The steward’s lips tightened and the smooth yellow features bore no readable expression. Only his eyes shone with evil. “Thank you for being so cooperative, Mr. Pitt. Thank you for so thoughtfully coming to me.”
“Get screwed!” Pitt snapped in defiance.
The steward raised an oar over his head. “Bon voyage, Dirk Pitt.”
The oar swung downward and clipped Pitt on the right side of his chest, driving him under the water. The wind was crushed from his lungs and a stabbing pain swept over his rib cage. He resurfaced and lifted his left arm above his head to ward off the next inevitable blow. His move came too late. The oar in the hands of the steward mashed Pitt’s extended arm down and struck the top of his head.
The blue sky turned to black as consciousness left him, and slowly Pitt drifted under the lifeboat and sank out of sight.
59
THE PRESIDENT’S WIFE
entered his second-floor study, kissed him good night and went off to bed. He sat in a soft high-back embroidered chair and studied a pile of statistics on the latest economic forecasts. Using a large yellow legal pad, he scribbled a prodigious amount of notes. Some he saved, some he tore up and discarded before they were completed. After nearly three hours, he removed his glasses and closed his tired eyes for a few moments.
When he opened them again, he was no longer in his White House study, but in a small gray room with a high ceiling and no windows.
He rubbed his eyes and looked once more, blinking in the monotone light.
He was still in the gray room, only now he found himself seated in a hard wooden chair, his ankles strapped to square carved legs and his hands to the armrests.
A violent fear coursed through him, and he cried for his wife and the Secret Service guards, but the voice was not his. It had a different tonal quality, deeper, more coarse.
Soon a door that was recessed into one wall swung inward and a small man with a thin, intelligent face entered. His eyes had a dark, bemused look, and he carried a syringe in one hand.
“How are we today, Mr. President?” he asked politely.
Strangely, the words were foreign, but the President understood them perfectly. Then he heard himself shouting repeatedly, “I am Oskar Belkaya, I am not the President of the United States, I am Oskar—” He broke off as the intruder plunged the needle into his arm.
The bemused expression never left the little man’s face; it might have been glued there.
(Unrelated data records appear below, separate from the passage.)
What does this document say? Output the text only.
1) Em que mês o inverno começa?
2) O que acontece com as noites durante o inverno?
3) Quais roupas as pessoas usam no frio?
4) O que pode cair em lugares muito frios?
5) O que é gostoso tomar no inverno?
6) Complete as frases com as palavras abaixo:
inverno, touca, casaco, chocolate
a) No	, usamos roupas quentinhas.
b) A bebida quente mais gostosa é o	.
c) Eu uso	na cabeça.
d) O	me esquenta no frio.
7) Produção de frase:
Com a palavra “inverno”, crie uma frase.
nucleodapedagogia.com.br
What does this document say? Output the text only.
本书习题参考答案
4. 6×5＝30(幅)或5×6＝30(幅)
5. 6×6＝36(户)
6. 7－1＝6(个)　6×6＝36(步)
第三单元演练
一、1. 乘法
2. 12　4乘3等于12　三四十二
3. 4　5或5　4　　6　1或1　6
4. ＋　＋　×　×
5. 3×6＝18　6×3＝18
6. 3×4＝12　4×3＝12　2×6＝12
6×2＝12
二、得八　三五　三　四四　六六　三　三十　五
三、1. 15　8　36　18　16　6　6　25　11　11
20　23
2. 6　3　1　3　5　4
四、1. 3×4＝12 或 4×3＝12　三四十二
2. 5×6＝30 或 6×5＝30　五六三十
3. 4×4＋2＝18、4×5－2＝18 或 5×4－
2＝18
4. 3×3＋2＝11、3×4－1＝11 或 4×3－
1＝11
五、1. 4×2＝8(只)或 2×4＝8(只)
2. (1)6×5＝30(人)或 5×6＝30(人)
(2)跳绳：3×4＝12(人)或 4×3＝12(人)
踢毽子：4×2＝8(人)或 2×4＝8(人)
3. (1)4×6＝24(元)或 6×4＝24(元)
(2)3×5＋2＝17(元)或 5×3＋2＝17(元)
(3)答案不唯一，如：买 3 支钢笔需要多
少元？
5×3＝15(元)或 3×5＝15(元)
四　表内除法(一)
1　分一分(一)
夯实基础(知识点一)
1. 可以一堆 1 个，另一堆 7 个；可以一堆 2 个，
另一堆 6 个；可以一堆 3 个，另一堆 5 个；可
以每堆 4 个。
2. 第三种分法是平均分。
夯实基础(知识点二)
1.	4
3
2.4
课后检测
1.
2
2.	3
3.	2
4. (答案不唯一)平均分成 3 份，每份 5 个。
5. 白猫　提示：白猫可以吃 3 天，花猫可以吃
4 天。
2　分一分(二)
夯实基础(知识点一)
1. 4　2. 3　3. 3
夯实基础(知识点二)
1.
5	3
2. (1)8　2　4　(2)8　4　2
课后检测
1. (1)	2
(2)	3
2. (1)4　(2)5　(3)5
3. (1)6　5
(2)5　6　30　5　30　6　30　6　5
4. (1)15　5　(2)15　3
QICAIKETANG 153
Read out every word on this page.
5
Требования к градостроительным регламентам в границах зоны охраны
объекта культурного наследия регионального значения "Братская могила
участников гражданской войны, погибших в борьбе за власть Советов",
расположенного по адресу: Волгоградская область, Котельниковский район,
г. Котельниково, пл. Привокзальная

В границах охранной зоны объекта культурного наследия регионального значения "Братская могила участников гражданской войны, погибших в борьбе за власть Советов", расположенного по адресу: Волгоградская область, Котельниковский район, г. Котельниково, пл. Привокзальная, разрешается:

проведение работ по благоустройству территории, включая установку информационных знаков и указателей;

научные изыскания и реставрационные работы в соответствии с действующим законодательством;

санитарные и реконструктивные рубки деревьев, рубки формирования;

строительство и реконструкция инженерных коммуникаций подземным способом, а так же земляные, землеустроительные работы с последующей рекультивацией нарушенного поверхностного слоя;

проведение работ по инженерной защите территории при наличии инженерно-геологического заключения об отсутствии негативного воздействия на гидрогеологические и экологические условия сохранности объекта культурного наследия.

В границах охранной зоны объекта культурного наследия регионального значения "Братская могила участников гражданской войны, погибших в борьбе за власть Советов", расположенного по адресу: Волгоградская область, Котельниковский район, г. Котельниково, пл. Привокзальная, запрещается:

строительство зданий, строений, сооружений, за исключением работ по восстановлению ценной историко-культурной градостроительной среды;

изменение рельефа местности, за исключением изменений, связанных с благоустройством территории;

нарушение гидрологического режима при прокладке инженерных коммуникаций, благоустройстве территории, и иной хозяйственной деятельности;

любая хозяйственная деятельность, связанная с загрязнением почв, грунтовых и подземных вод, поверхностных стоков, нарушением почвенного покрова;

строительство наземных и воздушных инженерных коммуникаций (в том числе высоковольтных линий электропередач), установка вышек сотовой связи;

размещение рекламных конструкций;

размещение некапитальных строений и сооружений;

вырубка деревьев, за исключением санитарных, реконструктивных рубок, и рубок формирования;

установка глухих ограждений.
He nodded toward the doorway and another man wearing a drab prison uniform came in and set a cassette recorder on a Spartan metal table that was bolted to the floor. He wired the recorder to four small eyelets on the table’s surface and left.
“So you won’t knock your new lesson on the floor, Mr. President,” said the thin man. “I hope you find it interesting.” Then he switched on the recorder and left the room.